We emerge from the pod and go our separate ways. I leave Xgora, wake up in my body in the booth, and exit the club. I spend a few hours traveling around the city, checking on my various energy umbilicals up from subterranea. Another hour and I am home, detoxified, stepping out of the shower just off the entrance to my apartment.
The space I inhabit is a series of connected rooms I found down here in my exploration of possible sites for a safe house. The main room is a large chamber I’ve set up with the cooking and work area. In the center of the room my home console stands, a tower five feet tall, glowing with detail lights that accentuate the curve of its casing. Monitors sprout off it like flowers, each designated for a different purpose. I leave them on all the time, living in the light of my computer. I get dressed and take a minute to breathe out the stress of my excursion. The sanitary blue light of home is a warm comfort. I sit cross-legged on the floor with a pen and paper and begin transcribing the code, going over the images downloaded into my head. Slowly, words and sentences grow into paragraphs and pages. I can tell that it’s more history, filling in a few gaps of time over the centuries, but I try not to read as I go along, focusing on getting the work done first. Then finally I sit back and set down the pad. It’s about halfway full; around fifty pages of text. I glance at the time. It’s eight in the morning. I get up and make something to eat.
I do a conscientious after-action review of the night. I admit to myself that, worst case scenario, I could still be inside the VR world of Xgora. The machine could have detected us and held the link session, perpetuating each of us in our own version of reality.
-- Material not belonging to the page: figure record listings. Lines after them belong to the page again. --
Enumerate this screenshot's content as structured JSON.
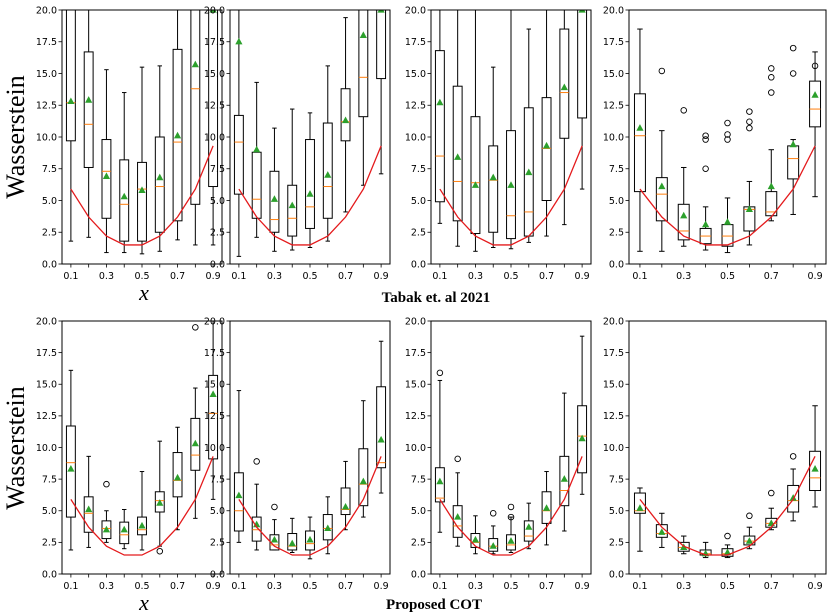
{
  "figure": {
    "ylabel": "Wasserstein",
    "xlabel": "x",
    "row_titles": [
      "Tabak et. al 2021",
      "Proposed COT"
    ]
  },
  "colors": {
    "box": "#000000",
    "median": "#ff7f0e",
    "mean": "#2ca02c",
    "true_curve": "#e41a1c"
  },
  "chart_data": [
    {
      "type": "box",
      "title": "",
      "xlabel": "x",
      "ylabel": "Wasserstein",
      "ylim": [
        0,
        20
      ],
      "categories": [
        "0.1",
        "0.2",
        "0.3",
        "0.4",
        "0.5",
        "0.6",
        "0.7",
        "0.8",
        "0.9"
      ],
      "xticks": [
        "0.1",
        "0.3",
        "0.5",
        "0.7",
        "0.9"
      ],
      "yticks": [
        "0.0",
        "2.5",
        "5.0",
        "7.5",
        "10.0",
        "12.5",
        "15.0",
        "17.5",
        "20.0"
      ],
      "whisker_low": [
        1.8,
        2.1,
        0.9,
        0.9,
        0.8,
        1.0,
        1.9,
        1.5,
        1.5
      ],
      "q1": [
        9.7,
        7.6,
        3.6,
        1.8,
        1.8,
        2.5,
        3.4,
        4.7,
        6.1
      ],
      "median": [
        12.7,
        11.0,
        7.3,
        4.7,
        5.9,
        6.1,
        9.6,
        13.8,
        20.0
      ],
      "mean": [
        12.8,
        12.9,
        6.9,
        5.3,
        5.8,
        6.8,
        10.1,
        15.7,
        20.0
      ],
      "q3": [
        20.0,
        16.7,
        9.8,
        8.2,
        8.0,
        10.0,
        16.9,
        20.0,
        20.0
      ],
      "whisker_high": [
        20.0,
        20.0,
        15.3,
        13.5,
        15.5,
        15.6,
        20.0,
        20.0,
        20.0
      ],
      "outliers": [],
      "true_curve": [
        5.9,
        3.7,
        2.2,
        1.5,
        1.5,
        2.2,
        3.7,
        5.9,
        9.3
      ]
    },
    {
      "type": "box",
      "title": "",
      "xlabel": "",
      "ylabel": "",
      "ylim": [
        0,
        20
      ],
      "categories": [
        "0.1",
        "0.2",
        "0.3",
        "0.4",
        "0.5",
        "0.6",
        "0.7",
        "0.8",
        "0.9"
      ],
      "xticks": [
        "0.1",
        "0.3",
        "0.5",
        "0.7",
        "0.9"
      ],
      "yticks": [
        "0.0",
        "2.5",
        "5.0",
        "7.5",
        "10.0",
        "12.5",
        "15.0",
        "17.5",
        "20.0"
      ],
      "whisker_low": [
        0.6,
        2.1,
        1.0,
        1.1,
        1.3,
        1.8,
        4.1,
        6.2,
        7.1
      ],
      "q1": [
        5.5,
        3.6,
        2.5,
        2.2,
        2.8,
        3.6,
        9.7,
        11.6,
        14.6
      ],
      "median": [
        9.6,
        5.1,
        3.5,
        3.6,
        4.5,
        6.1,
        11.2,
        14.7,
        20.0
      ],
      "mean": [
        17.5,
        9.0,
        5.1,
        4.6,
        5.5,
        7.0,
        11.3,
        18.0,
        20.0
      ],
      "q3": [
        11.7,
        8.8,
        7.3,
        6.2,
        9.8,
        11.1,
        13.8,
        20.0,
        20.0
      ],
      "whisker_high": [
        20.0,
        14.3,
        10.7,
        12.2,
        11.9,
        15.6,
        19.4,
        20.0,
        20.0
      ],
      "outliers": [],
      "true_curve": [
        5.9,
        3.7,
        2.2,
        1.5,
        1.5,
        2.2,
        3.7,
        5.9,
        9.3
      ]
    },
    {
      "type": "box",
      "title": "",
      "xlabel": "",
      "ylabel": "",
      "ylim": [
        0,
        20
      ],
      "categories": [
        "0.1",
        "0.2",
        "0.3",
        "0.4",
        "0.5",
        "0.6",
        "0.7",
        "0.8",
        "0.9"
      ],
      "xticks": [
        "0.1",
        "0.3",
        "0.5",
        "0.7",
        "0.9"
      ],
      "yticks": [
        "0.0",
        "2.5",
        "5.0",
        "7.5",
        "10.0",
        "12.5",
        "15.0",
        "17.5",
        "20.0"
      ],
      "whisker_low": [
        3.2,
        1.4,
        1.0,
        1.3,
        1.2,
        1.7,
        2.2,
        3.1,
        5.9
      ],
      "q1": [
        4.9,
        3.4,
        2.4,
        2.5,
        2.0,
        2.2,
        5.0,
        9.9,
        11.5
      ],
      "median": [
        8.5,
        6.5,
        6.4,
        6.6,
        3.8,
        4.1,
        9.1,
        13.5,
        20.0
      ],
      "mean": [
        12.7,
        8.4,
        6.2,
        6.8,
        6.2,
        7.2,
        9.3,
        13.9,
        20.0
      ],
      "q3": [
        16.8,
        14.0,
        11.6,
        9.3,
        10.5,
        12.3,
        13.1,
        18.5,
        20.0
      ],
      "whisker_high": [
        20.0,
        20.0,
        20.0,
        15.5,
        20.0,
        18.5,
        20.0,
        20.0,
        20.0
      ],
      "outliers": [],
      "true_curve": [
        5.9,
        3.7,
        2.2,
        1.5,
        1.5,
        2.2,
        3.7,
        5.9,
        9.3
      ]
    },
    {
      "type": "box",
      "title": "",
      "xlabel": "",
      "ylabel": "",
      "ylim": [
        0,
        20
      ],
      "categories": [
        "0.1",
        "0.2",
        "0.3",
        "0.4",
        "0.5",
        "0.6",
        "0.7",
        "0.8",
        "0.9"
      ],
      "xticks": [
        "0.1",
        "0.3",
        "0.5",
        "0.7",
        "0.9"
      ],
      "yticks": [
        "0.0",
        "2.5",
        "5.0",
        "7.5",
        "10.0",
        "12.5",
        "15.0",
        "17.5",
        "20.0"
      ],
      "whisker_low": [
        1.0,
        1.0,
        1.4,
        1.1,
        0.9,
        1.5,
        3.4,
        3.9,
        5.3
      ],
      "q1": [
        5.7,
        3.4,
        1.9,
        1.6,
        1.4,
        2.6,
        3.8,
        6.7,
        10.8
      ],
      "median": [
        10.1,
        5.5,
        2.6,
        2.2,
        2.2,
        4.3,
        4.1,
        8.3,
        12.2
      ],
      "mean": [
        10.7,
        6.1,
        3.8,
        3.1,
        3.3,
        4.3,
        6.1,
        9.4,
        13.3
      ],
      "q3": [
        13.4,
        6.8,
        4.7,
        2.8,
        3.1,
        4.5,
        5.7,
        9.3,
        14.4
      ],
      "whisker_high": [
        18.5,
        10.5,
        7.6,
        4.5,
        5.2,
        6.5,
        9.0,
        9.8,
        16.7
      ],
      "outliers": [
        [
          1,
          15.2
        ],
        [
          2,
          12.1
        ],
        [
          3,
          7.5
        ],
        [
          3,
          9.8
        ],
        [
          3,
          10.1
        ],
        [
          4,
          9.8
        ],
        [
          4,
          10.2
        ],
        [
          4,
          11.1
        ],
        [
          5,
          10.7
        ],
        [
          5,
          11.2
        ],
        [
          5,
          12.0
        ],
        [
          6,
          13.5
        ],
        [
          6,
          14.7
        ],
        [
          6,
          15.4
        ],
        [
          7,
          15.0
        ],
        [
          7,
          17.0
        ],
        [
          8,
          15.6
        ]
      ],
      "true_curve": [
        5.9,
        3.7,
        2.2,
        1.5,
        1.5,
        2.2,
        3.7,
        5.9,
        9.3
      ]
    },
    {
      "type": "box",
      "title": "",
      "xlabel": "x",
      "ylabel": "Wasserstein",
      "ylim": [
        0,
        20
      ],
      "categories": [
        "0.1",
        "0.2",
        "0.3",
        "0.4",
        "0.5",
        "0.6",
        "0.7",
        "0.8",
        "0.9"
      ],
      "xticks": [
        "0.1",
        "0.3",
        "0.5",
        "0.7",
        "0.9"
      ],
      "yticks": [
        "0.0",
        "2.5",
        "5.0",
        "7.5",
        "10.0",
        "12.5",
        "15.0",
        "17.5",
        "20.0"
      ],
      "whisker_low": [
        1.9,
        2.1,
        2.5,
        2.0,
        1.9,
        2.2,
        3.5,
        4.4,
        5.9
      ],
      "q1": [
        4.5,
        3.3,
        2.8,
        2.4,
        3.1,
        4.9,
        6.1,
        8.2,
        9.1
      ],
      "median": [
        8.8,
        4.8,
        3.6,
        3.1,
        3.5,
        5.8,
        7.4,
        9.4,
        12.7
      ],
      "mean": [
        8.3,
        5.1,
        3.5,
        3.5,
        3.8,
        5.6,
        7.6,
        10.3,
        14.2
      ],
      "q3": [
        11.7,
        6.1,
        4.2,
        4.1,
        4.5,
        6.5,
        9.6,
        12.3,
        15.7
      ],
      "whisker_high": [
        16.1,
        9.3,
        5.0,
        5.1,
        8.1,
        10.5,
        11.6,
        14.7,
        20.0
      ],
      "outliers": [
        [
          2,
          7.1
        ],
        [
          5,
          1.8
        ],
        [
          7,
          19.5
        ]
      ],
      "true_curve": [
        5.9,
        3.7,
        2.2,
        1.5,
        1.5,
        2.2,
        3.7,
        5.9,
        9.3
      ]
    },
    {
      "type": "box",
      "title": "",
      "xlabel": "",
      "ylabel": "",
      "ylim": [
        0,
        20
      ],
      "categories": [
        "0.1",
        "0.2",
        "0.3",
        "0.4",
        "0.5",
        "0.6",
        "0.7",
        "0.8",
        "0.9"
      ],
      "xticks": [
        "0.1",
        "0.3",
        "0.5",
        "0.7",
        "0.9"
      ],
      "yticks": [
        "0.0",
        "2.5",
        "5.0",
        "7.5",
        "10.0",
        "12.5",
        "15.0",
        "17.5",
        "20.0"
      ],
      "whisker_low": [
        2.5,
        1.9,
        1.9,
        1.7,
        1.2,
        1.6,
        3.5,
        4.5,
        6.4
      ],
      "q1": [
        3.4,
        2.6,
        1.9,
        1.9,
        1.9,
        2.7,
        4.7,
        5.4,
        8.4
      ],
      "median": [
        5.0,
        3.5,
        2.3,
        2.2,
        2.4,
        3.6,
        5.1,
        7.1,
        8.8
      ],
      "mean": [
        6.2,
        3.9,
        2.7,
        2.4,
        2.7,
        3.6,
        5.3,
        7.3,
        10.6
      ],
      "q3": [
        8.0,
        4.5,
        3.1,
        3.2,
        3.4,
        4.7,
        6.8,
        9.9,
        14.8
      ],
      "whisker_high": [
        14.5,
        7.1,
        4.3,
        4.4,
        4.5,
        6.1,
        8.9,
        13.7,
        18.4
      ],
      "outliers": [
        [
          1,
          8.9
        ],
        [
          2,
          5.3
        ]
      ],
      "true_curve": [
        5.9,
        3.7,
        2.2,
        1.5,
        1.5,
        2.2,
        3.7,
        5.9,
        9.3
      ]
    },
    {
      "type": "box",
      "title": "",
      "xlabel": "",
      "ylabel": "",
      "ylim": [
        0,
        20
      ],
      "categories": [
        "0.1",
        "0.2",
        "0.3",
        "0.4",
        "0.5",
        "0.6",
        "0.7",
        "0.8",
        "0.9"
      ],
      "xticks": [
        "0.1",
        "0.3",
        "0.5",
        "0.7",
        "0.9"
      ],
      "yticks": [
        "0.0",
        "2.5",
        "5.0",
        "7.5",
        "10.0",
        "12.5",
        "15.0",
        "17.5",
        "20.0"
      ],
      "whisker_low": [
        3.3,
        2.2,
        1.6,
        1.6,
        1.7,
        2.0,
        2.3,
        3.4,
        6.3
      ],
      "q1": [
        5.7,
        2.9,
        2.1,
        1.8,
        1.9,
        2.6,
        4.0,
        5.4,
        8.0
      ],
      "median": [
        6.0,
        3.8,
        2.5,
        2.2,
        2.3,
        3.0,
        5.0,
        6.6,
        10.9
      ],
      "mean": [
        7.3,
        4.5,
        2.7,
        2.2,
        2.6,
        3.7,
        5.2,
        7.5,
        10.7
      ],
      "q3": [
        8.4,
        5.4,
        3.2,
        2.8,
        3.1,
        4.2,
        6.5,
        9.3,
        13.3
      ],
      "whisker_high": [
        15.3,
        8.0,
        4.6,
        3.8,
        4.5,
        5.6,
        8.1,
        14.3,
        18.8
      ],
      "outliers": [
        [
          0,
          15.9
        ],
        [
          1,
          9.1
        ],
        [
          4,
          4.5
        ],
        [
          4,
          5.3
        ],
        [
          3,
          4.8
        ]
      ],
      "true_curve": [
        5.9,
        3.7,
        2.2,
        1.5,
        1.5,
        2.2,
        3.7,
        5.9,
        9.3
      ]
    },
    {
      "type": "box",
      "title": "",
      "xlabel": "",
      "ylabel": "",
      "ylim": [
        0,
        20
      ],
      "categories": [
        "0.1",
        "0.2",
        "0.3",
        "0.4",
        "0.5",
        "0.6",
        "0.7",
        "0.8",
        "0.9"
      ],
      "xticks": [
        "0.1",
        "0.3",
        "0.5",
        "0.7",
        "0.9"
      ],
      "yticks": [
        "0.0",
        "2.5",
        "5.0",
        "7.5",
        "10.0",
        "12.5",
        "15.0",
        "17.5",
        "20.0"
      ],
      "whisker_low": [
        1.8,
        2.1,
        1.6,
        1.3,
        1.3,
        2.0,
        3.5,
        4.2,
        5.3
      ],
      "q1": [
        4.8,
        2.9,
        1.8,
        1.5,
        1.4,
        2.3,
        3.7,
        4.9,
        6.6
      ],
      "median": [
        5.0,
        3.2,
        2.1,
        1.6,
        1.6,
        2.6,
        4.0,
        5.8,
        7.6
      ],
      "mean": [
        5.2,
        3.3,
        2.1,
        1.6,
        1.7,
        2.6,
        4.0,
        6.0,
        8.3
      ],
      "q3": [
        6.4,
        3.9,
        2.5,
        1.9,
        2.0,
        3.0,
        4.4,
        7.0,
        9.7
      ],
      "whisker_high": [
        6.8,
        4.8,
        3.0,
        2.5,
        2.3,
        3.7,
        5.2,
        8.3,
        13.3
      ],
      "outliers": [
        [
          4,
          3.0
        ],
        [
          5,
          4.6
        ],
        [
          6,
          6.4
        ],
        [
          7,
          9.3
        ]
      ],
      "true_curve": [
        5.9,
        3.7,
        2.2,
        1.5,
        1.5,
        2.2,
        3.7,
        5.9,
        9.3
      ]
    }
  ]
}
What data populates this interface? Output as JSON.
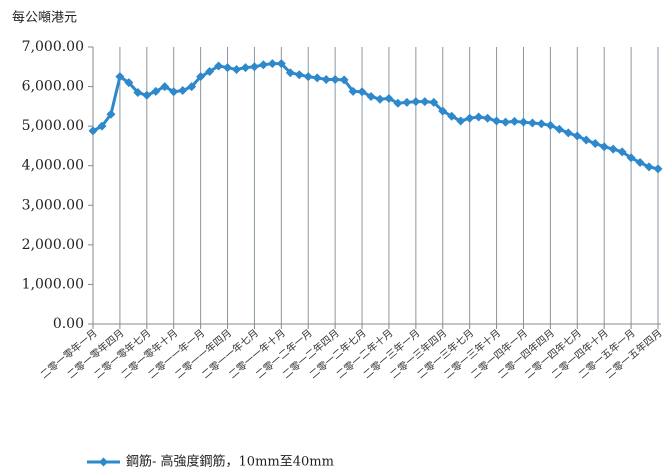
{
  "chart_data": {
    "type": "line",
    "y_axis_label": "每公噸港元",
    "categories": [
      "二零一零年一月",
      null,
      null,
      "二零一零年四月",
      null,
      null,
      "二零一零年七月",
      null,
      null,
      "二零一零年十月",
      null,
      null,
      "二零一一年一月",
      null,
      null,
      "二零一一年四月",
      null,
      null,
      "二零一一年七月",
      null,
      null,
      "二零一一年十月",
      null,
      null,
      "二零一二年一月",
      null,
      null,
      "二零一二年四月",
      null,
      null,
      "二零一二年七月",
      null,
      null,
      "二零一二年十月",
      null,
      null,
      "二零一三年一月",
      null,
      null,
      "二零一三年四月",
      null,
      null,
      "二零一三年七月",
      null,
      null,
      "二零一三年十月",
      null,
      null,
      "二零一四年一月",
      null,
      null,
      "二零一四年四月",
      null,
      null,
      "二零一四年七月",
      null,
      null,
      "二零一四年十月",
      null,
      null,
      "二零一五年一月",
      null,
      null,
      "二零一五年四月"
    ],
    "series": [
      {
        "name": "鋼筋- 高強度鋼筋，10mm至40mm",
        "color": "#2e88cc",
        "values": [
          4880,
          5000,
          5300,
          6250,
          6100,
          5850,
          5780,
          5880,
          6000,
          5870,
          5900,
          6000,
          6250,
          6380,
          6520,
          6480,
          6430,
          6480,
          6500,
          6550,
          6580,
          6580,
          6350,
          6300,
          6250,
          6220,
          6180,
          6180,
          6170,
          5880,
          5870,
          5750,
          5680,
          5700,
          5580,
          5600,
          5620,
          5620,
          5600,
          5380,
          5250,
          5130,
          5200,
          5230,
          5200,
          5130,
          5100,
          5120,
          5100,
          5080,
          5060,
          5020,
          4920,
          4830,
          4750,
          4650,
          4560,
          4480,
          4420,
          4350,
          4200,
          4080,
          3970,
          3920
        ]
      }
    ],
    "ylim": [
      0,
      7000
    ],
    "yticks": [
      {
        "value": 0,
        "label": "0.00"
      },
      {
        "value": 1000,
        "label": "1,000.00"
      },
      {
        "value": 2000,
        "label": "2,000.00"
      },
      {
        "value": 3000,
        "label": "3,000.00"
      },
      {
        "value": 4000,
        "label": "4,000.00"
      },
      {
        "value": 5000,
        "label": "5,000.00"
      },
      {
        "value": 6000,
        "label": "6,000.00"
      },
      {
        "value": 7000,
        "label": "7,000.00"
      }
    ],
    "grid": true,
    "legend": "bottom"
  }
}
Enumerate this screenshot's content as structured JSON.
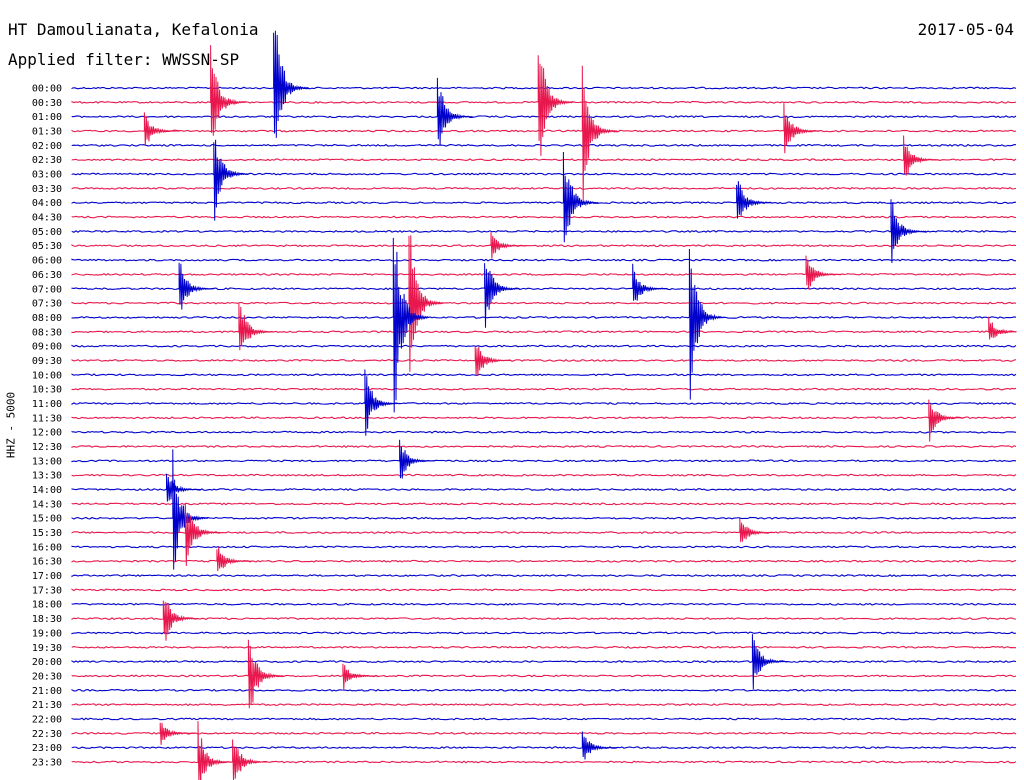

At the very least, all I really came up with was information supplied by a virtual avatar. That could have been the machine itself, right there, feeding me false or somehow damaging content. Maybe just by transcribing the code I’ve infected my brain with a virus. But the method of transfer makes me think not. If I had been required to use a computer to see what I was given, I would be more suspicious. I pick up the pad, sit down at a workstation, and start reading.